Pourquoi tu ne fais pas plus d'humour engagé?
On me pose souvent cette question. Et je réponds que ça n’est pas mon registre. Ce n’est pas que je n’ai rien à dire sur la politique ou les débats de société (d’ailleurs je le fais quand même de temps en temps dans mes chroniques), mais ce n’est pas vraiment mon crédo, ni ma marque de fabrique. Pourtant c’est judicieux de faire de l’actu: ça fait des vues sur les réseaux sociaux. Je le sais car je l’ai fait il y a quelques années: j’étais à l’affût, prêt à sauter sur tout ce qui bouge, dans l’espoir de balancer un truc sur YouTube. Je ne dis pas que j’ai été l’un des premiers à faire ça, mais maintenant je vois 20 humoristes par jour traiter d’un même sujet, souvent sans apporter d’angle original, et ça me fatigue un peu: un jour c’est Macron, le lendemain les influenceurs, un autre jour le dernier iPhone, puis Marlène Schiappa. On prend ce qui se présente et on y va de son bon mot. J’appelle ça les spirales: on voit passer un truc, on voit de quel côté le vent est le plus porteur: pour/contre? soutien/dénonciation?, on se construit rapidement un point de vue, on réfléchit à deux ou trois vannes, et puisque désormais on peut balancer des vidéos de moins d’une minute, voire même de quelques secondes et que ça semble suffire au public, on s’en contente. Même une seule vanne suffit désormais à justifier une vidéo. Dans cette nouvelle donne de l’humour qui tend vers un raccourcissement des formats pour arriver à presque rien, à un seul rire (ou sourire), je me demande si nous ne sommes pas en train de niveler le niveau vers le bas. Je me demande aussi si le public y trouve vraiment son compte.

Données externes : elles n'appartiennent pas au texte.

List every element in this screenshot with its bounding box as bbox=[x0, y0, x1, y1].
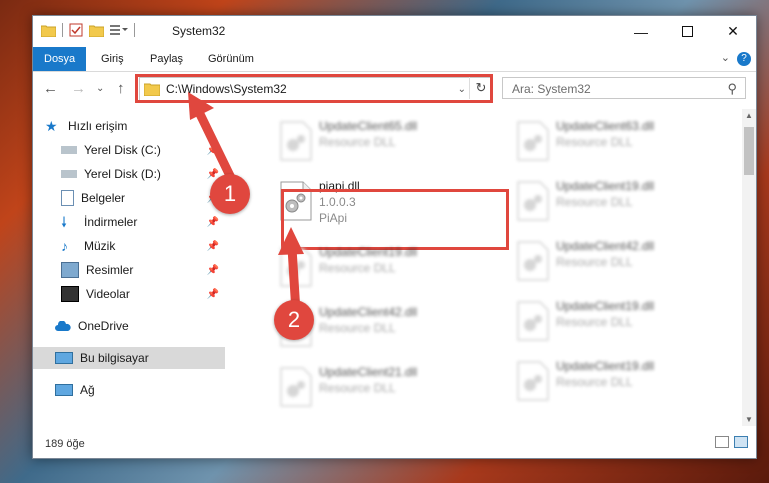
arrow-to-address-bar bbox=[188, 92, 239, 189]
step-badge-1: 1 bbox=[210, 174, 250, 214]
step-badge-2: 2 bbox=[274, 300, 314, 340]
annotation-arrows bbox=[188, 92, 304, 317]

La finalité de tout ça, c’est d'engranger des likes et des partages, dans l’espoir de gagner de nouveaux abonnés. C'est toujours la même finalité, car les réseaux sociaux font les carrières. Si tu pèses en ligne, tu remplis tes salles (à de rares exceptions près). Et quand tu n’es pas diffusé sur un média (je fais partie des humoristes qui ont cette chance-là et j'en ai bien conscience), tu n’as pas trop le choix; si tu veux exister, tu dois produire. Et la bataille est féroce car nous sommes vraiment très nombreux. On est loin de l'époque où un passage chez Drucker te garantissait deux ou trois ans de tournée. Mais est-ce que tous ceux qui font des vannes sur les influenceurs ou la surconsommation ont vraiment des modes de vie à l’opposé de ce qu’ils dénoncent? Je vois quand même un fort taux de renouvellement des téléphones chez les humoristes… et quand ça peut prendre un petit billet en plaçant une story ça n’hésite pas non plus très longtemps… Ça pose donc la question du double-discours et de la sincérité du propos. Ça me fait penser à Yann-Arthus Bertrand, qui après avoir pollué la planète dans tous les sens et pendant des décennies pour nous refourguer ses photos prises du ciel (jolies par ailleurs, il faut bien le dire), se place désormais en chantre de l’écologie. Est-ce un changement de cap honnête ou une réorientation opportuniste? je ne sais plus vraiment.
Bon, je suis un peu sorti du sujet principal qui était la question de l’humour engagé, mais je m’en fous, j’aime bien écrire des trucs sans trop me soucier de la cohérence globale du propos. C’est comme une conversation de fin de soirée avec mon ordi. Bien qu’il ne soit que 20h12.